Had it rained in China...

A friend from Spain who is spending 6 months in China on a sabbatical (lucky bum!) sent me a mail asking: "are you OK?!"

She adds: "Nature and its elements are just inpredictable; here in China there also were floodings in the mid-south but you don´t hear that much since mostly negative things are covered up or simply not talked about".

Hmmm. I wonder - if Shanghai had received 944 mm of rain would it have coped better? Or would we just not have seen ugly pictures and hence never known about the magnitude of the disaster??

I think that kind of cover-up would be hard for a major commercial center housing so many expatriates. But then China - you can never underestimate that country!

Anyhow, I take back some of my words on the suburbs vs south Bombay situation. It did, apparently, rain far far less in 'town'.

But as I drove past the filthy slums on Mankhurd-Ghatkopar link road this morning, where kids routinely shit on the street in full view of cars, where garbage always lies in fly-infested piles, I still can't help feeling... This was a disaster waiting to happen.

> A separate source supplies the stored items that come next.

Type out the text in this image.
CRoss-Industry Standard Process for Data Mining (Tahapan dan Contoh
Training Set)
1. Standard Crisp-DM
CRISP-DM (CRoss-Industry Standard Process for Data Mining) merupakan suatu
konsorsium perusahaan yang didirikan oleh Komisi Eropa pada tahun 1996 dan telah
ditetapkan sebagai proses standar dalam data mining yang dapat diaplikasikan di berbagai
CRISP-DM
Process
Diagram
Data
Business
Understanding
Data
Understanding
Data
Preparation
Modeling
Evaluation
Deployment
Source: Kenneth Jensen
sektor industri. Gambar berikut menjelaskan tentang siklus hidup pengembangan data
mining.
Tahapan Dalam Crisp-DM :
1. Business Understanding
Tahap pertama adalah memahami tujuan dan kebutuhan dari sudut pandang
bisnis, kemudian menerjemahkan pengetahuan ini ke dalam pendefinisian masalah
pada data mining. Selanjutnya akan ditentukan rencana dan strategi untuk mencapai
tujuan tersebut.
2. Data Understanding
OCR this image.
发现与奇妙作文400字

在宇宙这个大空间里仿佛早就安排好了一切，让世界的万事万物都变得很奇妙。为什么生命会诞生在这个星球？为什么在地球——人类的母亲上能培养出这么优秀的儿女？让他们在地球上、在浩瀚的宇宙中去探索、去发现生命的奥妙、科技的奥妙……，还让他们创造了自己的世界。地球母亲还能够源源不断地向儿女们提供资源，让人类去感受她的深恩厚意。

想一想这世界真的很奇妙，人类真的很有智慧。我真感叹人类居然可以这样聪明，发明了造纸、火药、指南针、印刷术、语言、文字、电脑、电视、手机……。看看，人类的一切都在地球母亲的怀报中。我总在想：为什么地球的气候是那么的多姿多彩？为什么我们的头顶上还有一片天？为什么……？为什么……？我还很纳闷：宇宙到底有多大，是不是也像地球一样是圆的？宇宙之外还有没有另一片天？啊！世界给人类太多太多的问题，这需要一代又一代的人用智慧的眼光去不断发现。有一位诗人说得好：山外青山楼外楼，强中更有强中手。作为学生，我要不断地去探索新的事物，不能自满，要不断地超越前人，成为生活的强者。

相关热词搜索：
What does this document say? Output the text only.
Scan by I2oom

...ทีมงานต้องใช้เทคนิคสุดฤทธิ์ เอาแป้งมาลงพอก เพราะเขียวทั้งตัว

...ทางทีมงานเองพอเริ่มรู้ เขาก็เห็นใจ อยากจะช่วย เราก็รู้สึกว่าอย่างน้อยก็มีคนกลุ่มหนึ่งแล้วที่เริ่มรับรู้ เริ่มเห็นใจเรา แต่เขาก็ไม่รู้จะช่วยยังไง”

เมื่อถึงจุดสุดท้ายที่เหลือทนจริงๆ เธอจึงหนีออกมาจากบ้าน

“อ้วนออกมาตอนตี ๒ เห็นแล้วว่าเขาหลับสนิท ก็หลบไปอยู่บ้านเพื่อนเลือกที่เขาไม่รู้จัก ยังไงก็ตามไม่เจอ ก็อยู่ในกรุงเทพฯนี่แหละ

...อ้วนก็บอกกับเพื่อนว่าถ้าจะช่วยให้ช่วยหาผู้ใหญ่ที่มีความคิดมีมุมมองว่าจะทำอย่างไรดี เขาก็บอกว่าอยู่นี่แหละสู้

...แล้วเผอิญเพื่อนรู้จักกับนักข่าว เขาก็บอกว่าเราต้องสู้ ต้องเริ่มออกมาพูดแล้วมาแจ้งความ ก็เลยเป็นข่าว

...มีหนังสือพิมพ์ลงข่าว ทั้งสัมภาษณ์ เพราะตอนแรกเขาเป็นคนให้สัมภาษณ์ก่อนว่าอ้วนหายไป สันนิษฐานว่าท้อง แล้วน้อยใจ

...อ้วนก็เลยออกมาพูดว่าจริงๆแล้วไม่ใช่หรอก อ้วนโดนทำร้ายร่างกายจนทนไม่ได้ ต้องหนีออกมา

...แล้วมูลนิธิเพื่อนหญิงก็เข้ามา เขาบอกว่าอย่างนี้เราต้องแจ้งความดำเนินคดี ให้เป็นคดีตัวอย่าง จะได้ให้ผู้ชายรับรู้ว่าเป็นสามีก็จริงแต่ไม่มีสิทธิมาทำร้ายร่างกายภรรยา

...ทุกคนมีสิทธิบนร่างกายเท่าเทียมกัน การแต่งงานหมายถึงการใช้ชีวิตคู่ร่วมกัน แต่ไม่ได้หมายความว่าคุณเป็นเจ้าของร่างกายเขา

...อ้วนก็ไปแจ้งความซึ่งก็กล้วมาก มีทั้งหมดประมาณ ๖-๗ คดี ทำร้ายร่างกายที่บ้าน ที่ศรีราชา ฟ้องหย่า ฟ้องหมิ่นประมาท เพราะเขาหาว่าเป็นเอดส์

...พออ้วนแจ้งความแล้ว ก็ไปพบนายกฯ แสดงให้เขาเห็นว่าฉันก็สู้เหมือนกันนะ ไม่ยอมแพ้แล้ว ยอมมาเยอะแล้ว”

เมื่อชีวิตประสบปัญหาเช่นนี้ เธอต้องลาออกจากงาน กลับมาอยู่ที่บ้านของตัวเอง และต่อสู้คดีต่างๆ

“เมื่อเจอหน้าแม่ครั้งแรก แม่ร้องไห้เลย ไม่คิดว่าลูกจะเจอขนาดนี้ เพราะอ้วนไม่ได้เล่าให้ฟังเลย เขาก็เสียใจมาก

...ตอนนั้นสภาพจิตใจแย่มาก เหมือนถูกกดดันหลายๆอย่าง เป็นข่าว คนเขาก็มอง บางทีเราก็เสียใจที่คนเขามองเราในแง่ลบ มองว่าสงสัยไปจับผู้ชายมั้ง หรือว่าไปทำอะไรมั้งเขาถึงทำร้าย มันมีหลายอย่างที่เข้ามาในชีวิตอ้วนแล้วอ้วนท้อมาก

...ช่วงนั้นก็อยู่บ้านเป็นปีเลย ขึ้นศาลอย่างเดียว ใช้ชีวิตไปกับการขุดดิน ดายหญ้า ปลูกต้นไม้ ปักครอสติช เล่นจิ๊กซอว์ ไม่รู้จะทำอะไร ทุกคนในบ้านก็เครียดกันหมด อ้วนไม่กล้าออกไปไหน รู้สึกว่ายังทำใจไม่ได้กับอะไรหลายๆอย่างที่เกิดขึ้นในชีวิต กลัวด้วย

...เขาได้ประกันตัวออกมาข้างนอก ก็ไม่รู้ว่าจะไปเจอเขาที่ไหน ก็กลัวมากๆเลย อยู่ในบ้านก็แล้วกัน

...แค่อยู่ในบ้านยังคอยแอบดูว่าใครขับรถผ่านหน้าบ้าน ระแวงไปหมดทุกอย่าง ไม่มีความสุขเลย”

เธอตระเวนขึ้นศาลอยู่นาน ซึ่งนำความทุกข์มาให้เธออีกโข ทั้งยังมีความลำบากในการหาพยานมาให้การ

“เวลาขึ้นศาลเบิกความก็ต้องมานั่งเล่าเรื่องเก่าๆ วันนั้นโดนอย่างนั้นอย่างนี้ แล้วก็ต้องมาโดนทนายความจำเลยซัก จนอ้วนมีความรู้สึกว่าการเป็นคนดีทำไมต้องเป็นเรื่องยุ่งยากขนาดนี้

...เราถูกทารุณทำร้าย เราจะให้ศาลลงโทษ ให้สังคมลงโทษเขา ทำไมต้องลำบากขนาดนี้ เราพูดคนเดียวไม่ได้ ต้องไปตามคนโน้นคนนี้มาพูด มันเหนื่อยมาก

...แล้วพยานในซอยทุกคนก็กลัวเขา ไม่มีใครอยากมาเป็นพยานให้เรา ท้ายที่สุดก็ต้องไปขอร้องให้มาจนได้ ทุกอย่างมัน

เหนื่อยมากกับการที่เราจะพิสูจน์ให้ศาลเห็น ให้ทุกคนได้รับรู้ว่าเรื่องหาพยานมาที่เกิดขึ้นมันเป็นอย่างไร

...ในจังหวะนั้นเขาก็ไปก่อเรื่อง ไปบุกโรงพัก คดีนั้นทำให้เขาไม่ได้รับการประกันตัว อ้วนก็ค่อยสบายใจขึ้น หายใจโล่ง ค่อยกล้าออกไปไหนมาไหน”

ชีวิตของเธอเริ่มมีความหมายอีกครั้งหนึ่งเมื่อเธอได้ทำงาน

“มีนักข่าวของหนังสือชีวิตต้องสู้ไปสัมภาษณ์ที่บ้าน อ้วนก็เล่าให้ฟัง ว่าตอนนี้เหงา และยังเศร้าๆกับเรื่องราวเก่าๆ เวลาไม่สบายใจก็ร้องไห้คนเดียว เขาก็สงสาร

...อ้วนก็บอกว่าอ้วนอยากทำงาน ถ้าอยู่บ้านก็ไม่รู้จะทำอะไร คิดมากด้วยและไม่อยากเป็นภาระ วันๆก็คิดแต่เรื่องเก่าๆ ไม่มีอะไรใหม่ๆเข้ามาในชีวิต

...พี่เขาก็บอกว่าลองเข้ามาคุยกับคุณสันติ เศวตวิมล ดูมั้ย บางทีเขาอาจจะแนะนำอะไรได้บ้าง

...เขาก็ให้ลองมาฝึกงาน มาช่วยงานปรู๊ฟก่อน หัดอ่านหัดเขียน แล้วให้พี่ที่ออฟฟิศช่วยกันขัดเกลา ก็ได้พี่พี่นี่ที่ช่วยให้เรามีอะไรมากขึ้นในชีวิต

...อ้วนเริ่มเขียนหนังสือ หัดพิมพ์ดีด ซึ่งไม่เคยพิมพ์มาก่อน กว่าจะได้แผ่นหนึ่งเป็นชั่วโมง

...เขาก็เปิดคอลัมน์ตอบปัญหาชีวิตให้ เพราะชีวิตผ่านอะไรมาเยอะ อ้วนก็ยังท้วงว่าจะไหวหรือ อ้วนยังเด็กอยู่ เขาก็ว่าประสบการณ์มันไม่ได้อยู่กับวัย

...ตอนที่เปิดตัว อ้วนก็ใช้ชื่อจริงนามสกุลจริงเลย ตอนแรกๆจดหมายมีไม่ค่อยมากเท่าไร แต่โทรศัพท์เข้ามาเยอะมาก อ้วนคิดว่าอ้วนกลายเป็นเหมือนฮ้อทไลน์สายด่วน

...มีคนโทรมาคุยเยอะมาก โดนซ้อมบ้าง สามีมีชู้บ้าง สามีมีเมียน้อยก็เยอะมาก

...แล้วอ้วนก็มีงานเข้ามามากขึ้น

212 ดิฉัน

70% of our citizens can't 'somehow' manage in sub-human conditions, without the System breaking down at some point. These are people who probably earn Rs 3000-4000 a month - they own small TVs, even mobiles but can't afford a 200 sq ft room with concrete roof over their heads.

And as mill lands are becoming available for redevelopment, all that developers - even the likes of Manohar Joshi and Raj Thackeray - can think about is constructing more malls...

1 comment:

  1. I'm not saying *free* houses should be given. I'm sure low cost housing can be commercially viable. Many slum dwellers pay 'rental' for their kholis anyways. So if the govt, partically subsidises they could pay 500-1000 bucks a month as housing loan.

    See this Dec 2003 story in Businessworld http://www.businessworldindia.com/Dec0103/coverstory02.asp

    A large part of this land will end up with the paying public, but what about those who are less well off? They are the ones forced to encroach on public land. The only way to prevent this is to make sure that builders provide for low-cost housing while developing dream homes for the rich. The plan is to develop 300,000 houses where rents would be below Rs 1,500 a month. This, the report says, can be done through incentives the way China did it. In China, government auctioned the public land with the condition that a fraction of that be developed into low-cost housing. The other method is through tax breaks, which is the way US does it. Builders who build affordable housing get tax concessions. Both these measures are over and above the rehabilitation schemes for slum dwellers that are being implemented currently in Dharavi, the largest slum area in this part of the world. These measures, if implemented in letter and spirit, should reduce the familiar sight of entire populations existing at the street level.